To be completely honest, I've never had cable as an adult living on my own and I'm perfectly happy with that. For some people, it's really important, but in my case I've never been one to watch much TV. To me, the purpose of television is to pass time and I feel as though there are so many more productive things to go be doing. I can find whatever I need on the internet instead (weather and news). Plus, it's one less bill to worry about at the end of the month. Hello $8 Netflix, goodbye $50+ cable bills. 

Cheap disposables
Example? Paper plates, plastic utensils, paper towels, the list continues. Sure, it's nice to lessen the load of dishes when you have extra company over, but truthfully,  I don't have company over often, and if I did, I'd much rather just wash the dishes than feed into the wasteful side of society.

Doubles and Extras
I no longer stock up on items just to have backups sitting in the closet once I run out. For example: makeup, toothpaste, hair products. I think it works better to just keep track of where I am with everything and once I run out, then I'll repurchase. There is just no point in stocking up unless you live a long distance from the store. This relieves some of the space in your bathroom closet or cabinet and it feels great to not see the overflowing clutter.
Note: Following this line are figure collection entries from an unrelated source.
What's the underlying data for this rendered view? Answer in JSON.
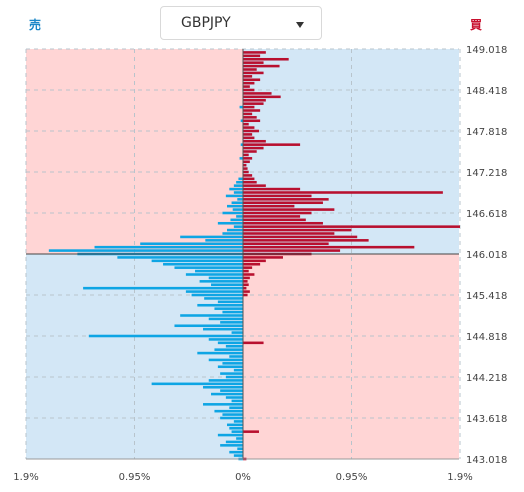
{
  "header": {
    "sell_label": "売",
    "buy_label": "買",
    "symbol": "GBPJPY"
  },
  "colors": {
    "sell_bar": "#0ea5e4",
    "buy_bar": "#b8102f",
    "pink_area": "#ffd5d5",
    "blue_area": "#d3e7f6",
    "current_price_line": "#444444"
  },
  "icons": {
    "caret": "chevron-down-icon"
  },
  "chart_data": {
    "type": "bar",
    "orientation": "horizontal",
    "x_ticks": [
      "1.9%",
      "0.95%",
      "0%",
      "0.95%",
      "1.9%"
    ],
    "y_ticks": [
      "149.018",
      "148.418",
      "147.818",
      "147.218",
      "146.618",
      "146.018",
      "145.418",
      "144.818",
      "144.218",
      "143.618",
      "143.018"
    ],
    "xlim": [
      -1.9,
      1.9
    ],
    "ylim": [
      143.018,
      149.018
    ],
    "current_price": 146.018,
    "bin_size": 0.05,
    "grid": true,
    "series": [
      {
        "side": "sell",
        "points": [
          [
            146.968,
            0.12
          ],
          [
            146.918,
            0.08
          ],
          [
            146.868,
            0.15
          ],
          [
            146.818,
            0.05
          ],
          [
            146.768,
            0.1
          ],
          [
            146.718,
            0.14
          ],
          [
            146.668,
            0.09
          ],
          [
            146.618,
            0.18
          ],
          [
            146.568,
            0.06
          ],
          [
            146.518,
            0.11
          ],
          [
            146.468,
            0.22
          ],
          [
            146.418,
            0.08
          ],
          [
            146.368,
            0.14
          ],
          [
            146.318,
            0.18
          ],
          [
            146.268,
            0.55
          ],
          [
            146.218,
            0.33
          ],
          [
            146.168,
            0.9
          ],
          [
            146.118,
            1.3
          ],
          [
            146.068,
            1.7
          ],
          [
            146.018,
            1.45
          ],
          [
            145.968,
            1.1
          ],
          [
            145.918,
            0.8
          ],
          [
            145.868,
            0.7
          ],
          [
            145.818,
            0.6
          ],
          [
            145.768,
            0.42
          ],
          [
            145.718,
            0.5
          ],
          [
            145.668,
            0.3
          ],
          [
            145.618,
            0.38
          ],
          [
            145.568,
            0.28
          ],
          [
            145.518,
            1.4
          ],
          [
            145.468,
            0.5
          ],
          [
            145.418,
            0.45
          ],
          [
            145.368,
            0.34
          ],
          [
            145.318,
            0.22
          ],
          [
            145.268,
            0.4
          ],
          [
            145.218,
            0.25
          ],
          [
            145.168,
            0.18
          ],
          [
            145.118,
            0.55
          ],
          [
            145.068,
            0.3
          ],
          [
            145.018,
            0.2
          ],
          [
            144.968,
            0.6
          ],
          [
            144.918,
            0.35
          ],
          [
            144.868,
            0.1
          ],
          [
            144.818,
            1.35
          ],
          [
            144.768,
            0.3
          ],
          [
            144.718,
            0.22
          ],
          [
            144.668,
            0.15
          ],
          [
            144.618,
            0.25
          ],
          [
            144.568,
            0.4
          ],
          [
            144.518,
            0.12
          ],
          [
            144.468,
            0.3
          ],
          [
            144.418,
            0.18
          ],
          [
            144.368,
            0.22
          ],
          [
            144.318,
            0.08
          ],
          [
            144.268,
            0.2
          ],
          [
            144.218,
            0.15
          ],
          [
            144.168,
            0.3
          ],
          [
            144.118,
            0.8
          ],
          [
            144.068,
            0.35
          ],
          [
            144.018,
            0.2
          ],
          [
            143.968,
            0.28
          ],
          [
            143.918,
            0.15
          ],
          [
            143.868,
            0.1
          ],
          [
            143.818,
            0.35
          ],
          [
            143.768,
            0.12
          ],
          [
            143.718,
            0.25
          ],
          [
            143.668,
            0.18
          ],
          [
            143.618,
            0.2
          ],
          [
            143.568,
            0.08
          ],
          [
            143.518,
            0.14
          ],
          [
            143.468,
            0.12
          ],
          [
            143.418,
            0.1
          ],
          [
            143.368,
            0.22
          ],
          [
            143.318,
            0.06
          ],
          [
            143.268,
            0.15
          ],
          [
            143.218,
            0.2
          ],
          [
            143.168,
            0.05
          ],
          [
            143.118,
            0.12
          ],
          [
            143.068,
            0.08
          ],
          [
            143.018,
            0.04
          ],
          [
            148.168,
            0.03
          ],
          [
            147.968,
            0.02
          ],
          [
            147.618,
            0.02
          ],
          [
            147.418,
            0.03
          ],
          [
            147.118,
            0.04
          ],
          [
            147.068,
            0.06
          ],
          [
            147.018,
            0.08
          ]
        ]
      },
      {
        "side": "buy",
        "points": [
          [
            148.968,
            0.2
          ],
          [
            148.918,
            0.15
          ],
          [
            148.868,
            0.4
          ],
          [
            148.818,
            0.18
          ],
          [
            148.768,
            0.32
          ],
          [
            148.718,
            0.12
          ],
          [
            148.668,
            0.18
          ],
          [
            148.618,
            0.08
          ],
          [
            148.568,
            0.15
          ],
          [
            148.518,
            0.1
          ],
          [
            148.468,
            0.06
          ],
          [
            148.418,
            0.1
          ],
          [
            148.368,
            0.25
          ],
          [
            148.318,
            0.33
          ],
          [
            148.268,
            0.2
          ],
          [
            148.218,
            0.18
          ],
          [
            148.168,
            0.1
          ],
          [
            148.118,
            0.15
          ],
          [
            148.068,
            0.08
          ],
          [
            148.018,
            0.12
          ],
          [
            147.968,
            0.15
          ],
          [
            147.918,
            0.05
          ],
          [
            147.868,
            0.1
          ],
          [
            147.818,
            0.14
          ],
          [
            147.768,
            0.08
          ],
          [
            147.718,
            0.1
          ],
          [
            147.668,
            0.2
          ],
          [
            147.618,
            0.5
          ],
          [
            147.568,
            0.18
          ],
          [
            147.518,
            0.12
          ],
          [
            147.468,
            0.05
          ],
          [
            147.418,
            0.08
          ],
          [
            147.368,
            0.06
          ],
          [
            147.318,
            0.03
          ],
          [
            147.268,
            0.04
          ],
          [
            147.218,
            0.05
          ],
          [
            147.168,
            0.08
          ],
          [
            147.118,
            0.1
          ],
          [
            147.068,
            0.12
          ],
          [
            147.018,
            0.2
          ],
          [
            146.968,
            0.5
          ],
          [
            146.918,
            1.75
          ],
          [
            146.868,
            0.6
          ],
          [
            146.818,
            0.75
          ],
          [
            146.768,
            0.7
          ],
          [
            146.718,
            0.45
          ],
          [
            146.668,
            0.8
          ],
          [
            146.618,
            0.6
          ],
          [
            146.568,
            0.5
          ],
          [
            146.518,
            0.55
          ],
          [
            146.468,
            0.7
          ],
          [
            146.418,
            1.9
          ],
          [
            146.368,
            0.95
          ],
          [
            146.318,
            0.8
          ],
          [
            146.268,
            1.0
          ],
          [
            146.218,
            1.1
          ],
          [
            146.168,
            0.75
          ],
          [
            146.118,
            1.5
          ],
          [
            146.068,
            0.85
          ],
          [
            146.018,
            0.6
          ],
          [
            145.968,
            0.35
          ],
          [
            145.918,
            0.2
          ],
          [
            145.868,
            0.15
          ],
          [
            145.818,
            0.08
          ],
          [
            145.768,
            0.05
          ],
          [
            145.718,
            0.1
          ],
          [
            145.668,
            0.06
          ],
          [
            145.618,
            0.04
          ],
          [
            145.568,
            0.05
          ],
          [
            145.518,
            0.03
          ],
          [
            145.468,
            0.06
          ],
          [
            145.418,
            0.04
          ],
          [
            144.718,
            0.18
          ],
          [
            143.418,
            0.14
          ],
          [
            143.018,
            0.03
          ]
        ]
      }
    ]
  }
}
I do my best to purchase anything made out of plastic as much possible. After plenty of research, I've become more aware of the amount of plastic in our everyday lives, and it's kind of crazy. Sure, it's durable, but is it truly environment-friendly? There are so many great alternatives to plastic: wood, glass, metal, and stainless steal. Mason jars, bamboo toothbrushes, wooden hairbrushes, etc. While it's probably not possible to avoid it completely, it's important to remain mindful about it.

Mindless Decor
When I moved into my first apartment, I thought about how I wanted the space to be decorated just so and in a certain way. I wanted to purchase different decorations to fill the space. I'm to the point now where I don't really care to just fill the space. I've learned to embrace it and love it. It's so silly to me now to buy something just to buy it. To spend the money on it and have it just sit in your house.

Fast Fashion
I try to focus less attention on what the media tells me the trends are and look within myself and determine what I truly love. Nine times out of ten, fast fashion stores have their clothes made unethically made in unsafe locations where people work for little to nothing - usually third world countries. I really don't want to support that and I also don't want to buy something and feel like I can't wear it ten months later because it's no longer in trend. How do you avoid buying fast fashion clothes? Typically, you best bet will be to shop from smaller companies that actually state they are ethical and fair trade, and the clothes look timeless - not super TRENDY. Usually those stores are more expensive - because they are properly paying the artists and people who made the clothes and the quality usually much better. In the end, I feel as though it's better to save up, invest in quality pieces, and not support the fast fashion industry. 

Extra Kitchen Clutter
This is quite broad, but very necessary to consider. Why do you need five wine glasses when there is just two of you? Why do you need two blenders? (Ok, I was actually guilty of that at one point.) There is nothing worse than opening a cupboard to see shelves with glasses, plates, and so on just piling over each other.